Şehrin şaşalı ışıkları altında, oturmuş gri kitabı karıştırıyordu. Yüzlerce defa incelemiş olsa da her seferinde ilgisini çekiyordu karmaşık mühürler. Sanki ilk defa görüyormuş gibi her birini defterine çiziyor, anlamlarını zihnine kazıyordu. Küçük yaşlardan itibaren aldığı gölge avcılığı eğitimi yetersiz geliyordu ona. Dahasını keşfetmek istiyordu çünkü. Melekler dünyasını, diğer dört türün dünyasını, iblislerin dünyasını ve insanların dünyasını.

Ama en çok diğer dört türün dünyasını merak ediyordu.

Mesela büyücülerin onlara gösterdikleri kısımlar hariç yaşamları nasıldı? Vampirler geçmişlerinin ne kadarını hatırlıyorlardı ebedi ömürlerinde? Seelie'lerin doğa üzerindeki güçleri insanlar doğayı katlederken azalıyor muydu? Kurtlar dönüştüğü zaman yakınları olan kurtları tanıyorlar mıydı? Yanıtlanması gereken çok sorusu vardı ama yanıtlayacak hiç arkadaşı yoktu. İşte, bu da gölge avcısı olmanın kötü taraflarından biriydi.
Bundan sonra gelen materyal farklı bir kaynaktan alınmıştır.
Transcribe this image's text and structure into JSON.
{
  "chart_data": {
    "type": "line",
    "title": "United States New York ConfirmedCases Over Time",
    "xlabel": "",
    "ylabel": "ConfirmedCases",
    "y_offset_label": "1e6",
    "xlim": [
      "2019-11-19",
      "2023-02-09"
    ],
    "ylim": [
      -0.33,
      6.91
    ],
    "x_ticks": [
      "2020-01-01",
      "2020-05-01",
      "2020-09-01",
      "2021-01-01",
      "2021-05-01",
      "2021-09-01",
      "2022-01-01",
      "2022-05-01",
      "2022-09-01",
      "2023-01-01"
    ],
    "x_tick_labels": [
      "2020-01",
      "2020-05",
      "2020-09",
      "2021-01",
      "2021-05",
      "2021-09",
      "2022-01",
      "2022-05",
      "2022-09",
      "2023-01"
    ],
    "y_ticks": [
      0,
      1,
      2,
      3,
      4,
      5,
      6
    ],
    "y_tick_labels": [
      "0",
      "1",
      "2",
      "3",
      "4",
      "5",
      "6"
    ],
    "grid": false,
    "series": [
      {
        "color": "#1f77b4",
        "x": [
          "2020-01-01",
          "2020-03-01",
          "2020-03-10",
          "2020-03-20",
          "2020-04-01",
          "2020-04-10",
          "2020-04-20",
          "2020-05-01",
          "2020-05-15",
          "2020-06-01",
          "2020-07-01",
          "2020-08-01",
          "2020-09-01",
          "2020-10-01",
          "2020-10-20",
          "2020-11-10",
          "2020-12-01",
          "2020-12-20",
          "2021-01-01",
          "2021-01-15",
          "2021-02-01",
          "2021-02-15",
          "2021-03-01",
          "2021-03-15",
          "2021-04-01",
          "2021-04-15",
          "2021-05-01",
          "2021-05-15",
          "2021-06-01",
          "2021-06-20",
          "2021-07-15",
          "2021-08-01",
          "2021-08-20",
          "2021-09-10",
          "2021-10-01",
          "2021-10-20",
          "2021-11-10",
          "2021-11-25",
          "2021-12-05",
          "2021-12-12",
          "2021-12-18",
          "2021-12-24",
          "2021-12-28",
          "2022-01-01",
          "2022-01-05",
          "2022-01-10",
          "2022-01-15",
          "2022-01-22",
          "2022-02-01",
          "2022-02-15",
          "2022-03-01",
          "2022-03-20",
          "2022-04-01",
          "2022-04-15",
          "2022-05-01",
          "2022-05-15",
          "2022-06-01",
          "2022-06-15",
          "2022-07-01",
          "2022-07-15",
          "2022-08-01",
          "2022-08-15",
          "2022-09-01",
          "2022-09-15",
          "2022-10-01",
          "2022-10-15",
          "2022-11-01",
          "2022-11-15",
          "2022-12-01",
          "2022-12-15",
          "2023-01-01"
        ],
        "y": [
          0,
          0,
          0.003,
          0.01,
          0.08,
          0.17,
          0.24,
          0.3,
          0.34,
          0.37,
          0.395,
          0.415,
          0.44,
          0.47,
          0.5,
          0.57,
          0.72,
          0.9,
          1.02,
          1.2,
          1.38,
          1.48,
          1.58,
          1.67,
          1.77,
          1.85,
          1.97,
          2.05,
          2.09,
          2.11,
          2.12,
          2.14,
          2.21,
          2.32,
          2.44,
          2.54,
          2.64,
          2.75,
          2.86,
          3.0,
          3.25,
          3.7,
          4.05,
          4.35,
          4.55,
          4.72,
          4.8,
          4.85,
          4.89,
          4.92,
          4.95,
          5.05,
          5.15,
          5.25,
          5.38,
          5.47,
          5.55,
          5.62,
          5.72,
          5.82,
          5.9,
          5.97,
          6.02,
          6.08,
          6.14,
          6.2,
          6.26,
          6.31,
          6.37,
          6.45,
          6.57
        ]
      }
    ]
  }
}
Enstitüde büyüdüğü için pek de gerçek deneyimi olmamıştı şimdiye kadar. Sadece bir kez kurt görmüş olmasıyla birlikte yok ettiği iblis sayısı bir elin parmağını geçmezdi. O el bebek gül bebek büyütülmüştü kapalı kaldığı dört köşeli yerde. Dış dünyadan saklı, sanki çok özel biriymiş gibi. Oysa sadece Park ailesinde doğmuştu. Diğer bilmem kaç yüz çocuk gibi.

Defteri kapatıp kenara koydu. Bu günlük bu kadar çizim yeterdi. Hem gözleri de ağrımıştı sayfalara bakarak. Odak noktasını ayaklarının altına çevirdi. Bu sefer bıkkınlık ile buraya ilk oturduğu zamanki gibi tekrar izlemeye başladı. Köprüdeki manzara içini daralmıştı. Yakında ay çıkacaktı ve hâlâ aşağıda, ayaklarının altında ilginç bir şey olmamıştı. Oysa buraya çıkarken herşeyi rahat gözlemleyeceğini düşünmüştü. Eh, ilginç şeyler olmasa bile yanıp sönen ışıklar, hızla geçip tünellerde kaybolan arabalar ve gece de uçuşuna devam eden uçakların ışıkları ilgisini cezbetmişti bir süre.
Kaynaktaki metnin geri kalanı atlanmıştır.